The tight liquidity conditions will last for a relatively
long time, as the central bank’s current moves to maintain
stability in the market were only meant to prevent financial
risks amid Beijing’s concerted campaign to deleverage, Bohai
securities analyst Song Yiwei wrote in a report.
Financial and consumer stocks led
the advance in the morning, while material firms
took a breather after recent strong gains and a weak dollar.
Investors are likely to be wary of stocks trading at high
levels with a rotation into big-caps extending into other
sectors, including cyclical shares, which could mean rising
risks amid tight liquidity in the market, Song wrote.
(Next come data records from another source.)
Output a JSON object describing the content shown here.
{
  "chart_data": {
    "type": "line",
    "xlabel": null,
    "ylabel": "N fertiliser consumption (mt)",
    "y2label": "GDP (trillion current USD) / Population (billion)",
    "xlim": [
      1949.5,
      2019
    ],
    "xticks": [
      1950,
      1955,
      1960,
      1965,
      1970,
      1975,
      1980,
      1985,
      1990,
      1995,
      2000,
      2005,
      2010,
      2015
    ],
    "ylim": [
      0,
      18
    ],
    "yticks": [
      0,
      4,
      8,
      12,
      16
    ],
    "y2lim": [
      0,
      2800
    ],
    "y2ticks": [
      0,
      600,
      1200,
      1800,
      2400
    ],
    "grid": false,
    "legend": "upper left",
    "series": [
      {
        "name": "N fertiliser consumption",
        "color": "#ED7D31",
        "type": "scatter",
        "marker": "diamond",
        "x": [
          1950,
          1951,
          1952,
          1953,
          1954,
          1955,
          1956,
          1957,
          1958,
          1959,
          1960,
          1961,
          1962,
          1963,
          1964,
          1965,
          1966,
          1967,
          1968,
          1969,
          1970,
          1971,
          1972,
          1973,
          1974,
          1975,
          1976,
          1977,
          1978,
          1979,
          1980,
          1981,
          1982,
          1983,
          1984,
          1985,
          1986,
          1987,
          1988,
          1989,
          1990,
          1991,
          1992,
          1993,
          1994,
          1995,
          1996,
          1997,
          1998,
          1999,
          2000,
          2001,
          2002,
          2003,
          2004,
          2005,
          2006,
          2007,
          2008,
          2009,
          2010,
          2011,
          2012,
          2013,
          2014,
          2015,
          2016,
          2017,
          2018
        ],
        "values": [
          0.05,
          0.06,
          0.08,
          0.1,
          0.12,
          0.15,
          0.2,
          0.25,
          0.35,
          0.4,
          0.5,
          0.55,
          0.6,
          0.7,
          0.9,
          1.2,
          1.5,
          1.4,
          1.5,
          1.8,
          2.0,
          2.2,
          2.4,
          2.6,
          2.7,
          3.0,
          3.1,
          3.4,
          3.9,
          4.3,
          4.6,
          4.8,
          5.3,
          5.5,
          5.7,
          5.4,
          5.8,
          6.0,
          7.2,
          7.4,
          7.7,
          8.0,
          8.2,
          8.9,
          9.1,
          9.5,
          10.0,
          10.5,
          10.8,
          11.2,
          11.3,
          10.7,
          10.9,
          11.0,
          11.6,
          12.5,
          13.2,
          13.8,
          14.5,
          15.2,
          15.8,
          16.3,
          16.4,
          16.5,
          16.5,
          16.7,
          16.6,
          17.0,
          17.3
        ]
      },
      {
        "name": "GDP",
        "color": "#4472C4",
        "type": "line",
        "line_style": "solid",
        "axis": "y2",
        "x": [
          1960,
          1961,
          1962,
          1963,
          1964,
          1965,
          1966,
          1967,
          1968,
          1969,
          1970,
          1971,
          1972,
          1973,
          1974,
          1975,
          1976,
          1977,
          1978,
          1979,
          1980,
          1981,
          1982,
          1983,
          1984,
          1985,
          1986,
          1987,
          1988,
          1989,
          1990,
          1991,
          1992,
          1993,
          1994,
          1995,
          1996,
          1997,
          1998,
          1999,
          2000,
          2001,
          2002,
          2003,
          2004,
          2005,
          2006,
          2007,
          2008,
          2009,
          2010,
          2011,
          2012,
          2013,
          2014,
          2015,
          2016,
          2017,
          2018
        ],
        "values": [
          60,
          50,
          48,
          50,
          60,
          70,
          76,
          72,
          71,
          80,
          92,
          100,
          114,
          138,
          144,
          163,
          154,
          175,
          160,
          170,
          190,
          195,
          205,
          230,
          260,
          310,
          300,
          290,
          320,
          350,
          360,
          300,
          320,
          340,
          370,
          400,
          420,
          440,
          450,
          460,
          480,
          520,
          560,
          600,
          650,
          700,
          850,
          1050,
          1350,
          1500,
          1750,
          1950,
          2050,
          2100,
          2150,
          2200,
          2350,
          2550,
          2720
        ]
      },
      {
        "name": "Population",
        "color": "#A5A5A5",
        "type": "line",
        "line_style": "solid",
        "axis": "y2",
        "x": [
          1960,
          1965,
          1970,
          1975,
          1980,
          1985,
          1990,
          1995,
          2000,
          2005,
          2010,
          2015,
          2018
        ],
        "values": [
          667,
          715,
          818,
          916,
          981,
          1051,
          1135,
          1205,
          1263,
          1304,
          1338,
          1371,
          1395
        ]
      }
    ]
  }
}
Hong Kong stocks extended a rally, aided by strong gains in
financial firms. The Hang Seng index added 1.1 percent,
to 25,786.35 points.
The Hong Kong China Enterprises Index gained 1.4
percent, to 10,362.05.
An index tracking major financial plays rose 1.6
percent in the morning.
Shares of Sunac China Holdings Ltd surged nearly 7
percent on resumption of trade on Tuesday, a day after the
acquisitive developer agreed to buy tourism projects and hotels
from Chinese property giant Dalian Wanda Group for $9.3 billion.